Em "Pulsões e Destinos da Pulsão" (1915/2004), Freud apresenta as características da pulsão que se mantêm até o fim de suas formulações teóricas. Através dessas características, podemos entender como se dá o movimento pulsional. O autor define que pulsão seria um estímulo proveniente do interior do organismo, um estímulo para o psíquico, aplicado à mente. Esse estímulo apresenta-se como uma força constante, que visa a uma descarga, a qual Freud denominou de satisfação da pulsão. Nesse sentido, para alcançar a descarga, a pulsão exige do sujeito atividades complexas, não cessando em sua exigência. Nas palavras do autor:

A pulsão nos aparecerá como um conceito limite entre o psíquico e o somático, como o representante psíquico dos estímulos que provêm do interior do corpo e alcançam a psique, como uma medida de exigência de trabalho imposta ao psíquico em consequência de sua relação com o corpo (Freud, 1915/2004, p. 148).
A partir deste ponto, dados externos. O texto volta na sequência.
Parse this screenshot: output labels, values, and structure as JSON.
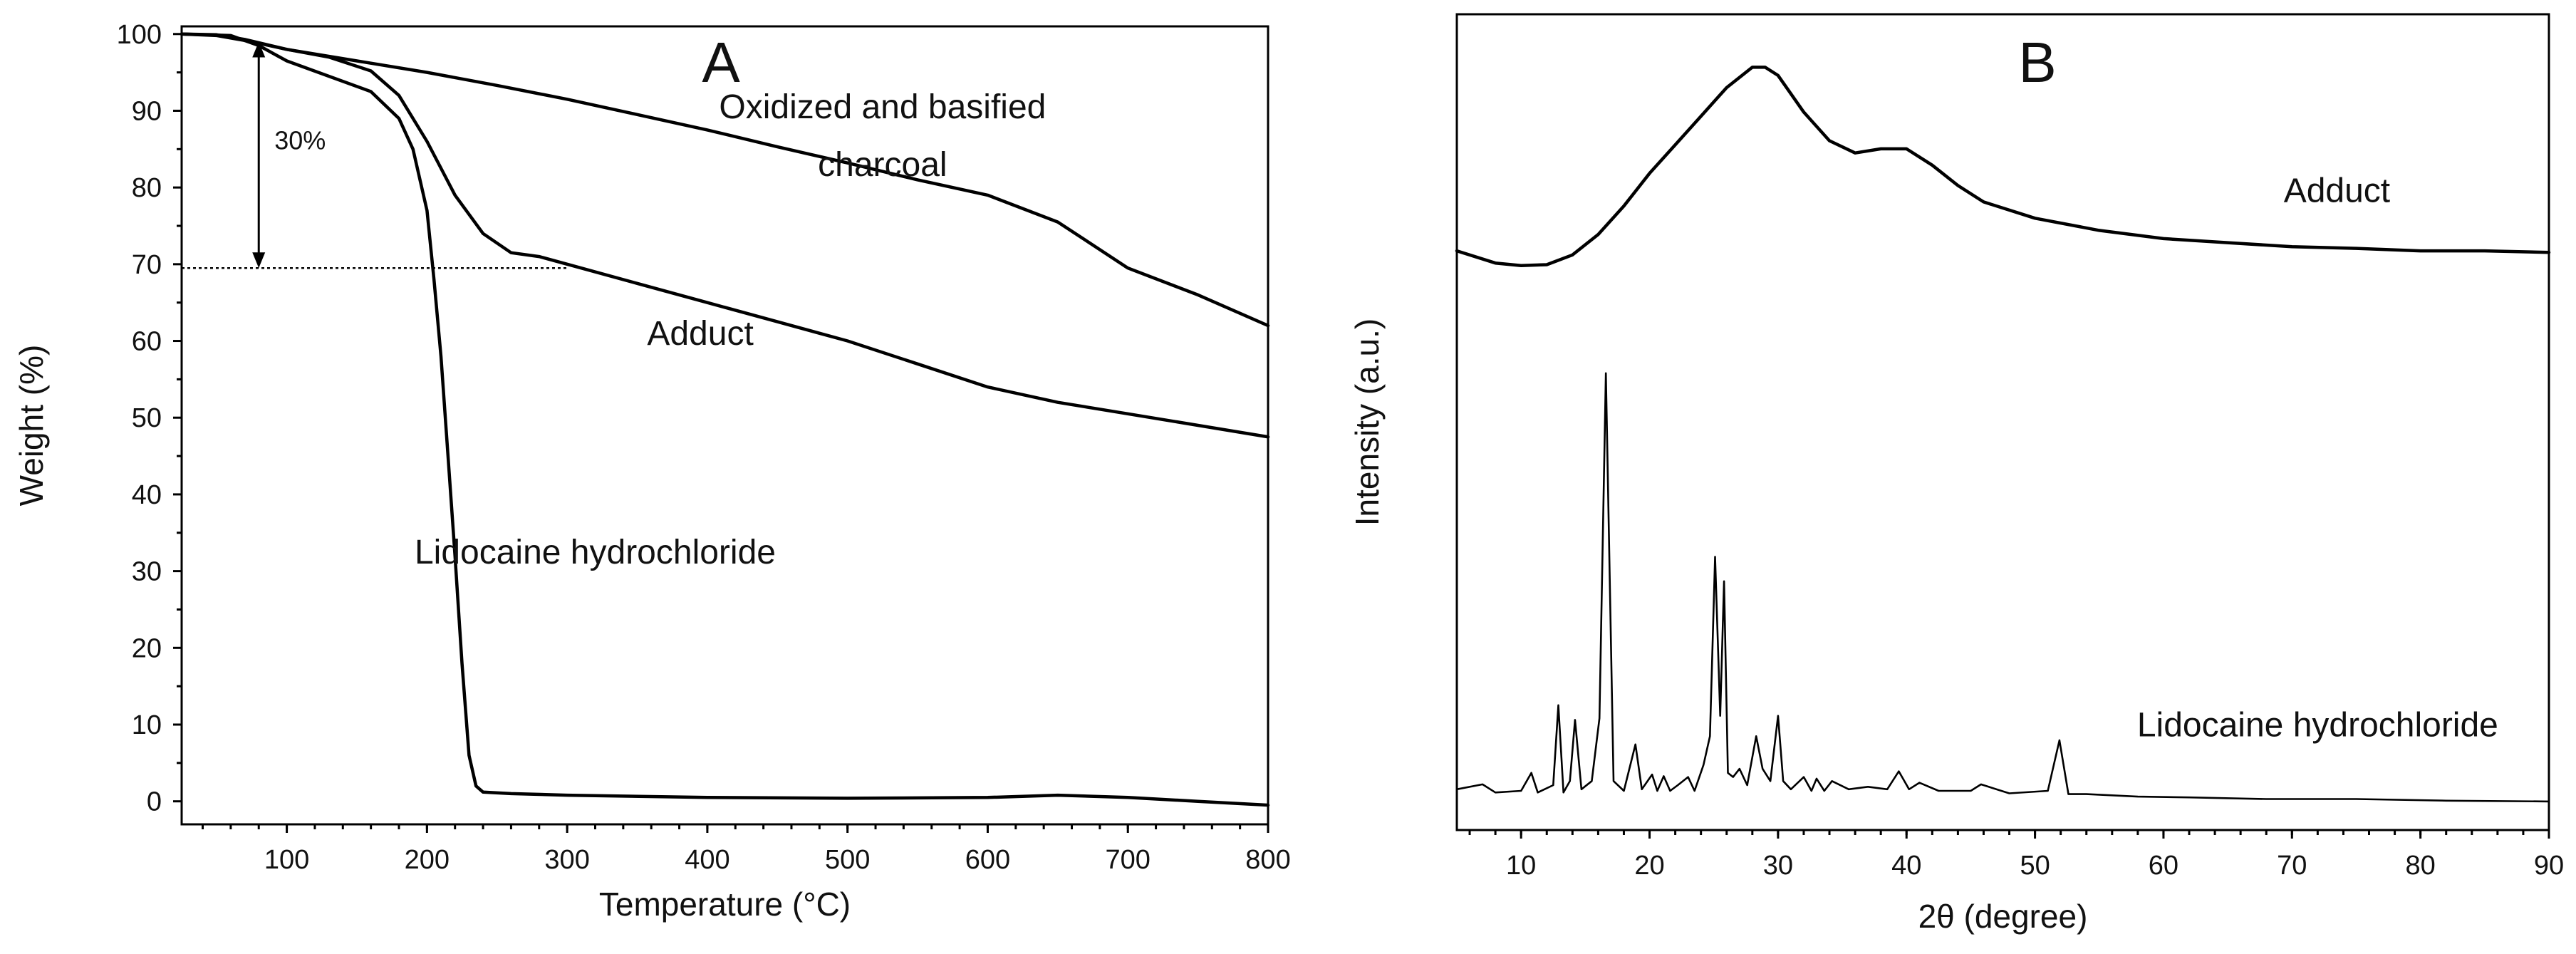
{
  "chart_data": [
    {
      "type": "line",
      "panel_label": "A",
      "xlabel": "Temperature (°C)",
      "ylabel": "Weight (%)",
      "xlim": [
        25,
        800
      ],
      "ylim": [
        -3,
        101
      ],
      "xticks": [
        100,
        200,
        300,
        400,
        500,
        600,
        700,
        800
      ],
      "yticks": [
        0,
        10,
        20,
        30,
        40,
        50,
        60,
        70,
        80,
        90,
        100
      ],
      "series": [
        {
          "name": "Oxidized and basified charcoal",
          "x": [
            25,
            50,
            75,
            100,
            150,
            200,
            250,
            300,
            350,
            400,
            450,
            500,
            550,
            600,
            650,
            700,
            750,
            800
          ],
          "y": [
            100,
            99.8,
            99,
            98,
            96.5,
            95,
            93.3,
            91.5,
            89.5,
            87.5,
            85.3,
            83.2,
            81,
            79,
            75.5,
            69.5,
            66,
            62
          ]
        },
        {
          "name": "Adduct",
          "x": [
            25,
            50,
            70,
            100,
            130,
            160,
            180,
            200,
            220,
            240,
            260,
            280,
            300,
            350,
            400,
            450,
            500,
            550,
            600,
            650,
            700,
            750,
            800
          ],
          "y": [
            100,
            99.9,
            99.3,
            98,
            97,
            95.2,
            92,
            86,
            79,
            74,
            71.5,
            71,
            70,
            67.5,
            65,
            62.5,
            60,
            57,
            54,
            52,
            50.5,
            49,
            47.5
          ]
        },
        {
          "name": "Lidocaine hydrochloride",
          "x": [
            25,
            60,
            80,
            100,
            130,
            160,
            180,
            190,
            200,
            205,
            210,
            215,
            220,
            225,
            230,
            235,
            240,
            260,
            300,
            400,
            500,
            600,
            650,
            700,
            750,
            800
          ],
          "y": [
            100,
            99.8,
            98.5,
            96.5,
            94.5,
            92.5,
            89,
            85,
            77,
            68,
            58,
            45,
            32,
            18,
            6,
            2,
            1.2,
            1,
            0.8,
            0.5,
            0.4,
            0.5,
            0.8,
            0.5,
            0,
            -0.5
          ]
        }
      ],
      "annotations": [
        {
          "text": "30%",
          "x": 80,
          "y": 85
        },
        {
          "text": "Oxidized and basified",
          "x": 525,
          "y": 89
        },
        {
          "text": "charcoal",
          "x": 525,
          "y": 81.5
        },
        {
          "text": "Adduct",
          "x": 395,
          "y": 59.5
        },
        {
          "text": "Lidocaine hydrochloride",
          "x": 320,
          "y": 31
        }
      ],
      "reference_line": {
        "y": 69.5,
        "x_from": 25,
        "x_to": 300,
        "style": "dotted"
      },
      "arrow": {
        "x": 80,
        "y_from": 99,
        "y_to": 69.5
      }
    },
    {
      "type": "line",
      "panel_label": "B",
      "xlabel": "2θ (degree)",
      "ylabel": "Intensity (a.u.)",
      "xlim": [
        5,
        90
      ],
      "ylim": [
        0,
        100
      ],
      "xticks": [
        10,
        20,
        30,
        40,
        50,
        60,
        70,
        80,
        90
      ],
      "yticks": [],
      "series": [
        {
          "name": "Adduct",
          "x": [
            5,
            8,
            10,
            12,
            14,
            16,
            18,
            20,
            22,
            24,
            26,
            28,
            29,
            30,
            32,
            34,
            36,
            38,
            40,
            42,
            44,
            46,
            50,
            55,
            60,
            65,
            70,
            75,
            80,
            85,
            90
          ],
          "y": [
            71,
            69.5,
            69.2,
            69.3,
            70.5,
            73,
            76.5,
            80.5,
            84,
            87.5,
            91,
            93.5,
            93.5,
            92.5,
            88,
            84.5,
            83,
            83.5,
            83.5,
            81.5,
            79,
            77,
            75,
            73.5,
            72.5,
            72,
            71.5,
            71.3,
            71,
            71,
            70.8
          ]
        },
        {
          "name": "Lidocaine hydrochloride",
          "x": [
            5,
            7,
            8,
            10,
            10.8,
            11.3,
            12.5,
            12.9,
            13.3,
            13.8,
            14.2,
            14.7,
            15.5,
            16.1,
            16.6,
            17.2,
            18,
            18.9,
            19.4,
            20.2,
            20.6,
            21.1,
            21.6,
            22.2,
            23,
            23.5,
            24.2,
            24.7,
            25.1,
            25.5,
            25.8,
            26.1,
            26.5,
            27,
            27.6,
            28.3,
            28.8,
            29.4,
            30,
            30.4,
            31,
            32,
            32.6,
            33,
            33.6,
            34.2,
            35.5,
            37,
            38.5,
            39.4,
            40.2,
            41,
            42.5,
            45,
            45.8,
            48,
            51,
            51.9,
            52.6,
            54,
            58,
            62,
            68,
            75,
            82,
            90
          ],
          "y": [
            5,
            5.6,
            4.6,
            4.8,
            7,
            4.6,
            5.5,
            15.3,
            4.6,
            6,
            13.5,
            5,
            6,
            13.7,
            56,
            6,
            4.8,
            10.5,
            5,
            6.8,
            4.8,
            6.6,
            4.8,
            5.5,
            6.5,
            4.8,
            8,
            11.5,
            33.5,
            14,
            30.5,
            7,
            6.5,
            7.5,
            5.5,
            11.5,
            7.5,
            6,
            14,
            6,
            5,
            6.5,
            4.8,
            6.3,
            4.8,
            6,
            5,
            5.3,
            5,
            7.2,
            5,
            5.8,
            4.8,
            4.8,
            5.6,
            4.5,
            4.8,
            11,
            4.4,
            4.4,
            4.1,
            4,
            3.8,
            3.8,
            3.6,
            3.5
          ]
        }
      ],
      "annotations": [
        {
          "text": "Adduct",
          "x": 73.5,
          "y": 77
        },
        {
          "text": "Lidocaine hydrochloride",
          "x": 72,
          "y": 11.5
        }
      ]
    }
  ]
}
A pulsão busca satisfação, que é sempre parcial, pois é apenas na parcialidade que as pulsões se satisfazem, já que a descarga completa apresentar-se-ia como a cessação da energia psíquica, representando a morte. Assim, a pulsão apresenta-se como um estímulo irremovível. Tais destinos manifestam-se como um trabalho psíquico para lidar ou defender-se da força pulsional.

Essa força pulsional representa um conflito de forças ou tendências de expressão. Assim, podemos compreender o dualismo pulsional como um conflito inerente entre duas tendências originárias que visam à satisfação. A forma de conceber as pulsões em dualidades se relaciona à possibilidade de elas atuarem conjuntamente. O dualismo pulsional se daria em função de tendências pulsionais, que definiriam a finalidade do organismo ou do sujeito. Assim, Freud esclarece em "Pulsões e Destinos da Pulsão":

No entanto, cabe nos perguntarmos se esses conteúdos temáticos pulsionais tão especializados não deveriam ser retroativamente decompostos na direção das fontes pulsionais, a fim de se chegar às pulsões originais, àquelas não mais divisíveis, e atribuir apenas a estas uma efetiva importância (Freud, 1915/2004, p. 150).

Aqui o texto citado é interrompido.